La lista seguía ahí, intacta… excepto por un nuevo nombre garabateado en tinta roja: Duarte.
Había cruzado una línea sin retorno. Antes, Duarte era solo un obstáculo molesto; ahora era una amenaza real. Había estado demasiado cerca en el club, demasiado atento, demasiado seguro. Si lo dejaba avanzar, destruiría todo.
Por eso, esa noche, Celeste tomó la decisión más peligrosa de todas: no solo eliminarlo, sino convertirlo en el villano a ojos del mundo.
—Si él quiere cazar a un monstruo —susurró frente al espejo—, que el mundo crea que el monstruo es él.
Duarte sin descanso
En su oficina, Duarte no dormía. Los días recientes lo habían dejado exhausto, pero más decidido que nunca. Tenía a Celeste en la mira, aunque sin pruebas sólidas. Cada muerte, cada coincidencia, cada aparición suya en los lugares clave lo acercaban más a la verdad.

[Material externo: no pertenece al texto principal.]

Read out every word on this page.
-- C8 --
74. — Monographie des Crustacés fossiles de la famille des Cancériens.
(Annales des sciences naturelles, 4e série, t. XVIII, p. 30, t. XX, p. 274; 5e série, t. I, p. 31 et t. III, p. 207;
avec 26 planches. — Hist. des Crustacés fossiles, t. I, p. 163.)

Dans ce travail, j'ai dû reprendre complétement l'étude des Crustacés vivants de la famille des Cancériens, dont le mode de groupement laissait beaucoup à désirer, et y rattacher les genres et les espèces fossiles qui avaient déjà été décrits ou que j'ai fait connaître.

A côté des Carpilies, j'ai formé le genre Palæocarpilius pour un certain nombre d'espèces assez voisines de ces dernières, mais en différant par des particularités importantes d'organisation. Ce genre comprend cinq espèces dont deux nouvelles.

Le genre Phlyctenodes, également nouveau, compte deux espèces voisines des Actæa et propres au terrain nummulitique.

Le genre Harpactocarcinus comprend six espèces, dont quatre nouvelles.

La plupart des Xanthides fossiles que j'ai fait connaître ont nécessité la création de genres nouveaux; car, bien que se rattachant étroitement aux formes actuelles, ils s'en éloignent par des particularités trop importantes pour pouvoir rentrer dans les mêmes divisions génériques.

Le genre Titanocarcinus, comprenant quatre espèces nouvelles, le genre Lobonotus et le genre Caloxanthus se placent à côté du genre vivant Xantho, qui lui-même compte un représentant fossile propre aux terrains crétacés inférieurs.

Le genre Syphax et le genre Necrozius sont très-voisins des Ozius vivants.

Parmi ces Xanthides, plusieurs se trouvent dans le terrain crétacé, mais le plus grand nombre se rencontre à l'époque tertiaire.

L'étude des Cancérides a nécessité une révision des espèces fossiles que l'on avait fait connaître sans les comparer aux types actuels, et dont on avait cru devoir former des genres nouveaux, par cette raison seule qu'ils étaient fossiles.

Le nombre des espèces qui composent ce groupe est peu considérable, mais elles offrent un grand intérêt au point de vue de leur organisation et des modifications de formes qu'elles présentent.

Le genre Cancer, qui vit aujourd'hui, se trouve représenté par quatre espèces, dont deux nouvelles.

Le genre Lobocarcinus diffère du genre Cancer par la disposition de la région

Sin embargo, también sabía que ella era inteligente, calculadora y tenía todo un imperio social protegiéndola. Cualquier movimiento en falso podría destruir su carrera… o peor aún, costarle la vida.
Mientras bebía su tercer café de la noche, observaba el tablero en la pared: los rostros de las víctimas, las conexiones, los informes. En el centro, la foto de Celeste sonreía con una perfección que lo enfermaba.

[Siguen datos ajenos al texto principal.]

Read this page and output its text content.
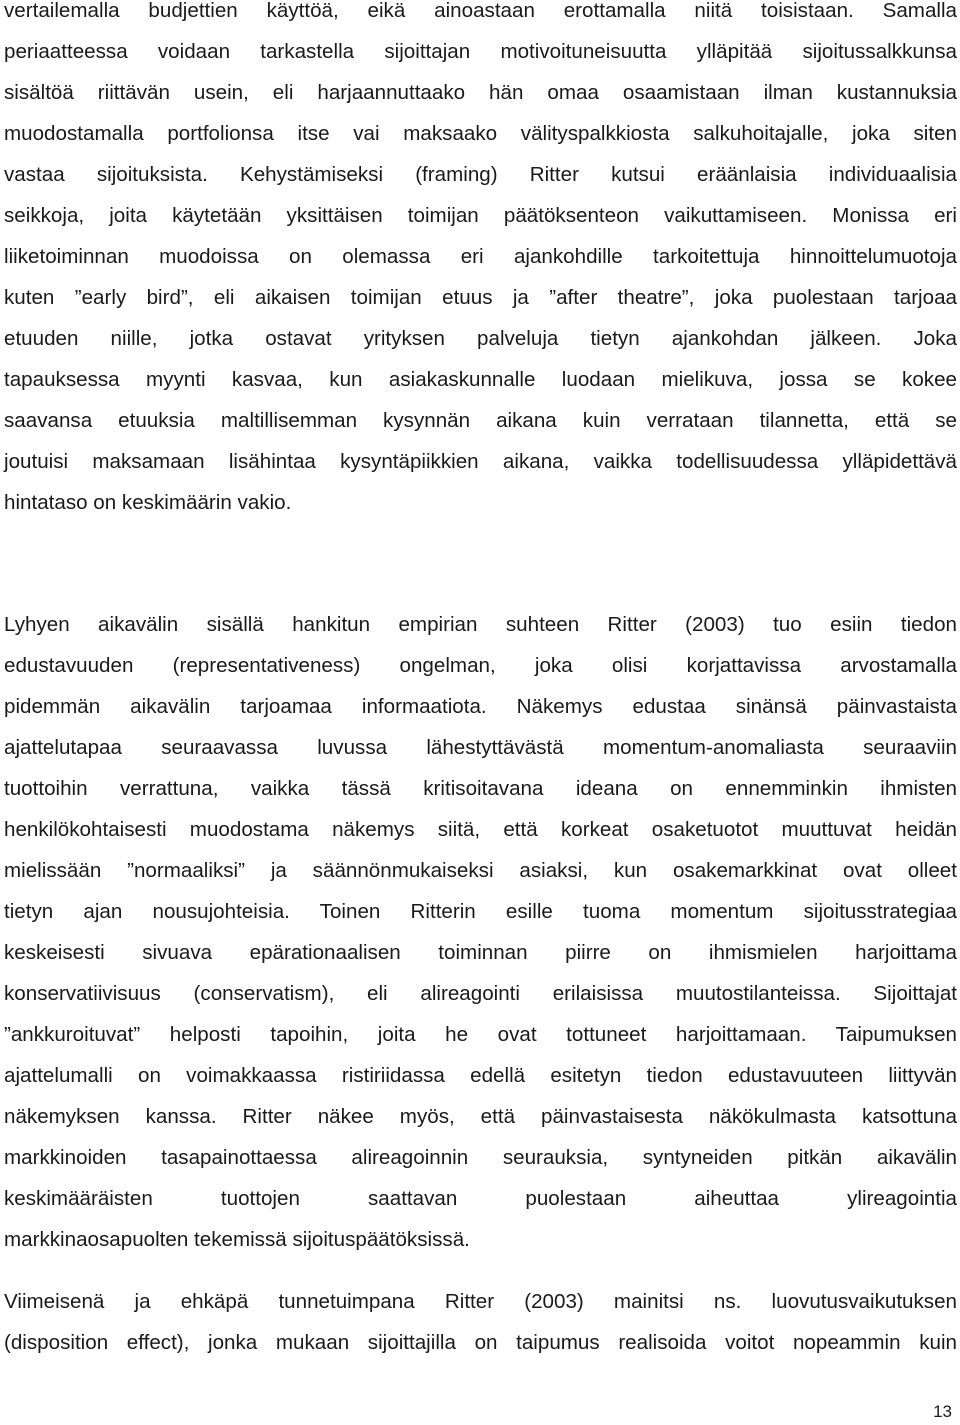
vertailemalla budjettien käyttöä, eikä ainoastaan erottamalla niitä toisistaan. Samalla
periaatteessa voidaan tarkastella sijoittajan motivoituneisuutta ylläpitää sijoitussalkkunsa
sisältöä riittävän usein, eli harjaannuttaako hän omaa osaamistaan ilman kustannuksia
muodostamalla portfolionsa itse vai maksaako välityspalkkiosta salkuhoitajalle, joka siten
vastaa sijoituksista. Kehystämiseksi (framing) Ritter kutsui eräänlaisia individuaalisia
seikkoja, joita käytetään yksittäisen toimijan päätöksenteon vaikuttamiseen. Monissa eri
liiketoiminnan muodoissa on olemassa eri ajankohdille tarkoitettuja hinnoittelumuotoja
kuten ”early bird”, eli aikaisen toimijan etuus ja ”after theatre”, joka puolestaan tarjoaa
etuuden niille, jotka ostavat yrityksen palveluja tietyn ajankohdan jälkeen. Joka
tapauksessa myynti kasvaa, kun asiakaskunnalle luodaan mielikuva, jossa se kokee
saavansa etuuksia maltillisemman kysynnän aikana kuin verrataan tilannetta, että se
joutuisi maksamaan lisähintaa kysyntäpiikkien aikana, vaikka todellisuudessa ylläpidettävä
hintataso on keskimäärin vakio.
Lyhyen aikavälin sisällä hankitun empirian suhteen Ritter (2003) tuo esiin tiedon
edustavuuden (representativeness) ongelman, joka olisi korjattavissa arvostamalla
pidemmän aikavälin tarjoamaa informaatiota. Näkemys edustaa sinänsä päinvastaista
ajattelutapaa seuraavassa luvussa lähestyttävästä momentum-anomaliasta seuraaviin
tuottoihin verrattuna, vaikka tässä kritisoitavana ideana on ennemminkin ihmisten
henkilökohtaisesti muodostama näkemys siitä, että korkeat osaketuotot muuttuvat heidän
mielissään ”normaaliksi” ja säännönmukaiseksi asiaksi, kun osakemarkkinat ovat olleet
tietyn ajan nousujohteisia. Toinen Ritterin esille tuoma momentum sijoitusstrategiaa
keskeisesti sivuava epärationaalisen toiminnan piirre on ihmismielen harjoittama
konservatiivisuus (conservatism), eli alireagointi erilaisissa muutostilanteissa. Sijoittajat
”ankkuroituvat” helposti tapoihin, joita he ovat tottuneet harjoittamaan. Taipumuksen
ajattelumalli on voimakkaassa ristiriidassa edellä esitetyn tiedon edustavuuteen liittyvän
näkemyksen kanssa. Ritter näkee myös, että päinvastaisesta näkökulmasta katsottuna
markkinoiden tasapainottaessa alireagoinnin seurauksia, syntyneiden pitkän aikavälin
keskimääräisten tuottojen saattavan puolestaan aiheuttaa ylireagointia
markkinaosapuolten tekemissä sijoituspäätöksissä.
Viimeisenä ja ehkäpä tunnetuimpana Ritter (2003) mainitsi ns. luovutusvaikutuksen
(disposition effect), jonka mukaan sijoittajilla on taipumus realisoida voitot nopeammin kuin
13
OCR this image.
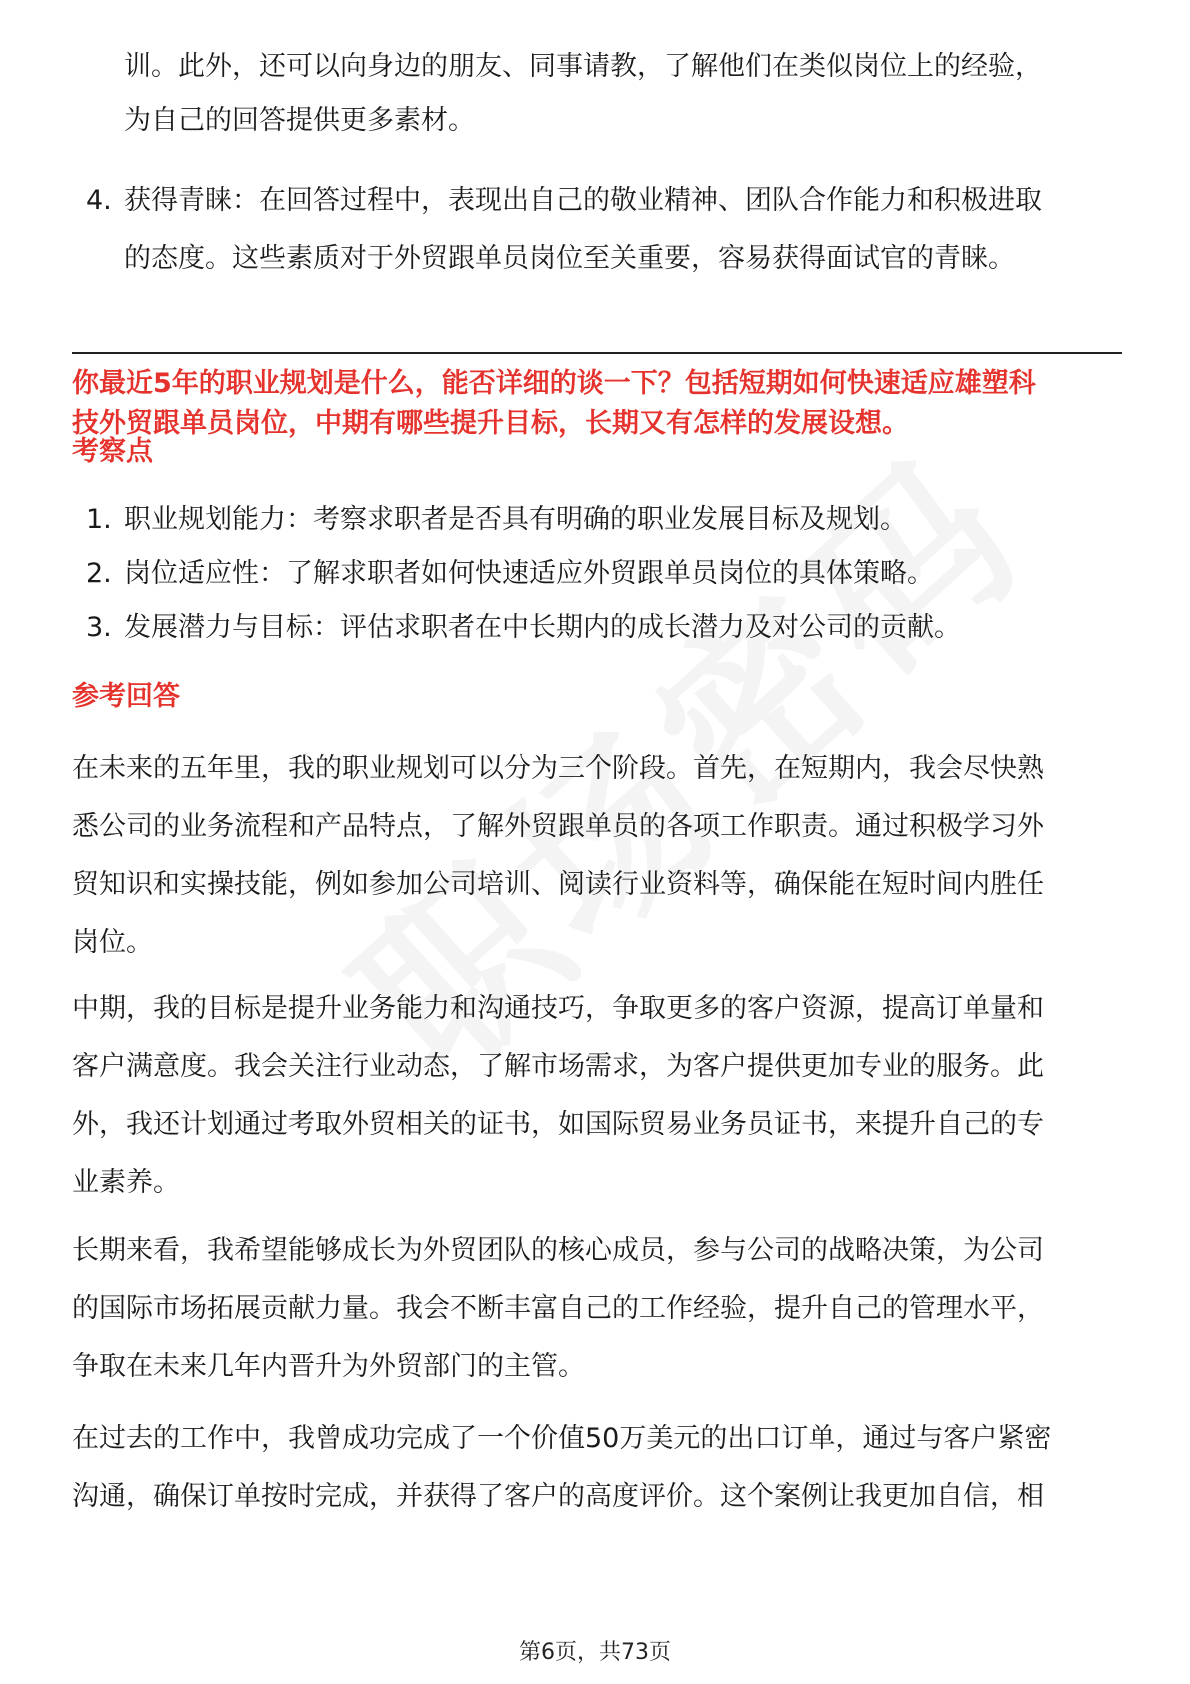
训。此外，还可以向身边的朋友、同事请教，了解他们在类似岗位上的经验，
为自己的回答提供更多素材。
4. 获得青睐：在回答过程中，表现出自己的敬业精神、团队合作能力和积极进取
的态度。这些素质对于外贸跟单员岗位至关重要，容易获得面试官的青睐。
你最近5年的职业规划是什么，能否详细的谈一下？包括短期如何快速适应雄塑科
技外贸跟单员岗位，中期有哪些提升目标，长期又有怎样的发展设想。
考察点
1. 职业规划能力：考察求职者是否具有明确的职业发展目标及规划。
2. 岗位适应性：了解求职者如何快速适应外贸跟单员岗位的具体策略。
3. 发展潜力与目标：评估求职者在中长期内的成长潜力及对公司的贡献。
参考回答
在未来的五年里，我的职业规划可以分为三个阶段。首先，在短期内，我会尽快熟
悉公司的业务流程和产品特点，了解外贸跟单员的各项工作职责。通过积极学习外
贸知识和实操技能，例如参加公司培训、阅读行业资料等，确保能在短时间内胜任
岗位。
中期，我的目标是提升业务能力和沟通技巧，争取更多的客户资源，提高订单量和
客户满意度。我会关注行业动态，了解市场需求，为客户提供更加专业的服务。此
外，我还计划通过考取外贸相关的证书，如国际贸易业务员证书，来提升自己的专
业素养。
长期来看，我希望能够成长为外贸团队的核心成员，参与公司的战略决策，为公司
的国际市场拓展贡献力量。我会不断丰富自己的工作经验，提升自己的管理水平，
争取在未来几年内晋升为外贸部门的主管。
在过去的工作中，我曾成功完成了一个价值50万美元的出口订单，通过与客户紧密
沟通，确保订单按时完成，并获得了客户的高度评价。这个案例让我更加自信，相
第6页，共73页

—Te voy a sacar esa máscara —murmuró—. Aunque tenga que arrancarla con mis propias manos.
El plan de Celeste
Celeste no era tonta. Sabía que no podía matar a Duarte directamente: su muerte levantaría demasiadas sospechas, y si algo salía mal, el castillo de cristal que había construido se vendría abajo.
Pero había otra forma. Duarte tenía enemigos dentro de la misma institución policial. Algunos lo consideraban un hombre problemático, demasiado obsesivo, incapaz de seguir las reglas. Ella podía usar eso.

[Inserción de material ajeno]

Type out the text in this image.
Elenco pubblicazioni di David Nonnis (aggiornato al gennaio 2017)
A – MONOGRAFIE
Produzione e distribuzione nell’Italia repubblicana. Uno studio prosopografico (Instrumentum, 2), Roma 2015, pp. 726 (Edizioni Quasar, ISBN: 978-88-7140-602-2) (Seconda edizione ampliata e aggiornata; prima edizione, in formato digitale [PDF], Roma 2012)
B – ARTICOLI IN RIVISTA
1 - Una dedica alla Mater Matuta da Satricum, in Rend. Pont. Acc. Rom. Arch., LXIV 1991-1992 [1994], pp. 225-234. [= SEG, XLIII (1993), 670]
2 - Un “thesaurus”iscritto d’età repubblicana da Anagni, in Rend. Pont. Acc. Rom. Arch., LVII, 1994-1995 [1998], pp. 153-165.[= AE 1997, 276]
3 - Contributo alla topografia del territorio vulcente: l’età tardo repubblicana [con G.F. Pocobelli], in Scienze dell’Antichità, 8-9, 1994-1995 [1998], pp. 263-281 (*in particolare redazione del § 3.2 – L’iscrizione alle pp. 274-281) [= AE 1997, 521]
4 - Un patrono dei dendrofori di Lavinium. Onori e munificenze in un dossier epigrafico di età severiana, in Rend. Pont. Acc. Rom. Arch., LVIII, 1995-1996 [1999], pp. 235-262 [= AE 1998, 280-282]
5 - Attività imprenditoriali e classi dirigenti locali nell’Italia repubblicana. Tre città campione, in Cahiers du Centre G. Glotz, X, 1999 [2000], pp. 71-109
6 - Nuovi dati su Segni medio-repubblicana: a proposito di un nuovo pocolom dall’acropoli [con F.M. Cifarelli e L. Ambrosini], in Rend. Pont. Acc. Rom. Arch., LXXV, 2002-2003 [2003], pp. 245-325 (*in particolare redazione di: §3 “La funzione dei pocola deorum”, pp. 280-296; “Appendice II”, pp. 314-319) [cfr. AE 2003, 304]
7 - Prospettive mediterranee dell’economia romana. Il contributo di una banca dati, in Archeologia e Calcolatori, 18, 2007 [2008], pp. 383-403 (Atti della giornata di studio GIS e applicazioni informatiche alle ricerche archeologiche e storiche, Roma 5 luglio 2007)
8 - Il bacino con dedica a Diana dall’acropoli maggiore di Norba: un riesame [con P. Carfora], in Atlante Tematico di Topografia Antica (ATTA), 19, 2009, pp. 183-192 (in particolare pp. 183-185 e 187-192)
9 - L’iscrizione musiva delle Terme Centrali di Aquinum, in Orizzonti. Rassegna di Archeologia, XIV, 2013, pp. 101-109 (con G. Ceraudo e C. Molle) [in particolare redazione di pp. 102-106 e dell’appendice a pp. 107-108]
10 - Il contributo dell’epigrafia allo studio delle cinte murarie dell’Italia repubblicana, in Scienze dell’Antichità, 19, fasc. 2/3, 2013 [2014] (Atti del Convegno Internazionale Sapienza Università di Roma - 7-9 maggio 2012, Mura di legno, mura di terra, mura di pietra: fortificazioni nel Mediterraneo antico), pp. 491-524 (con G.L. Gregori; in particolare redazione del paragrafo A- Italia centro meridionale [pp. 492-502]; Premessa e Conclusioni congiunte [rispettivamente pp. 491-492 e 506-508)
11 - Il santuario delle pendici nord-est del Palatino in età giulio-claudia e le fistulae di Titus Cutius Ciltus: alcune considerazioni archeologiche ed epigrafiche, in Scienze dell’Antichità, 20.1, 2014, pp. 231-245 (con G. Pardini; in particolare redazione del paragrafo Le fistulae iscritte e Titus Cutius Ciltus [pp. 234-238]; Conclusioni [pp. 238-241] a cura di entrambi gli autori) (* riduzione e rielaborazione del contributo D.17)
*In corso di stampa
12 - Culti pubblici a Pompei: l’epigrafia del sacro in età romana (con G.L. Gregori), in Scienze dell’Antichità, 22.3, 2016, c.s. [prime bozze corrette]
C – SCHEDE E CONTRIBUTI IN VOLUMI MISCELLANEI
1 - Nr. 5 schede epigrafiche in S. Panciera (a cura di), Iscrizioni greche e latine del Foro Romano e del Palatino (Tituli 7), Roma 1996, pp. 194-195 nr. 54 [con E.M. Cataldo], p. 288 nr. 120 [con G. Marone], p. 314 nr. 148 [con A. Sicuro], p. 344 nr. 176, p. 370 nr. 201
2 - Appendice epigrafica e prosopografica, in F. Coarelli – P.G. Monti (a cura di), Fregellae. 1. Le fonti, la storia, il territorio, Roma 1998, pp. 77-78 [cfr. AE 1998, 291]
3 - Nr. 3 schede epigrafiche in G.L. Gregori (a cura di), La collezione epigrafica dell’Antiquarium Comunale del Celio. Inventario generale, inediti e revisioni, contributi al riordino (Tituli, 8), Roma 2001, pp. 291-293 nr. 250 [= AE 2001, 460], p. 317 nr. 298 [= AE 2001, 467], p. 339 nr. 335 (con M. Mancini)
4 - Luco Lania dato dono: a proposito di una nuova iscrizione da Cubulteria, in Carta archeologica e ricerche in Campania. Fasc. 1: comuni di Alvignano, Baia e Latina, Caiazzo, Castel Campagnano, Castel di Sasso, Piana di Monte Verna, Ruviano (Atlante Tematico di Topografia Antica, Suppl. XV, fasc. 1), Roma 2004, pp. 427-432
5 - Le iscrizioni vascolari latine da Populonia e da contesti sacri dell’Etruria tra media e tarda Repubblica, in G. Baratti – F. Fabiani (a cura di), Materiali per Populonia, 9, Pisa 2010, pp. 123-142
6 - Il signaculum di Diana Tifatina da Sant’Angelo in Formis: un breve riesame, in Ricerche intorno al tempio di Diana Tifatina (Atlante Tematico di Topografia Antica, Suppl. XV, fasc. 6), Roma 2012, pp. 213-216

Primero, necesitaba crear la ilusión de que Duarte era el Espectro.
Empezó recopilando detalles: su rutina, su automóvil, su agenda de trabajo, incluso su marca de cigarrillos. Observó, escuchó y memorizó. Luego, con la frialdad de una actriz profesional, comenzó a tejer una escena.
La escena falsa
Una semana después, a las tres de la mañana, Celeste se escabulló en un almacén abandonado en la zona industrial. Allí colocó un cuerpo: el de un hombre que había sido parte de la red que vendió a Alma, un pez pequeño que había escapado de su lista por falta de tiempo. Lo había seguido durante días, y esa noche, silenciosamente, le había dado muerte.
Pero eso no era lo importante. Lo importante era cómo había preparado la escena.
En el piso, cerca del cadáver, dejó colillas de la misma marca de cigarrillos que fumaba Duarte. A unos metros, dispersó documentos robados de su auto —documentos falsificados que parecían informes internos de la policía—, con su nombre impreso. Y en una de las paredes, pintó con sangre las iniciales “D.D.”.
Un crimen perfecto, diseñado para señalar al hombre equivocado.
Celeste sabía que no necesitaba pruebas irrefutables; solo dudas. Las dudas eran más poderosas que la verdad cuando se plantaban en la mente adecuada.
El hallazgo
Dos obreros encontraron el cuerpo al amanecer y llamaron a la policía. Duarte fue uno de los primeros en llegar a la escena, acompañado por varios agentes. El olor a sangre vieja y a hierro impregnaba el aire.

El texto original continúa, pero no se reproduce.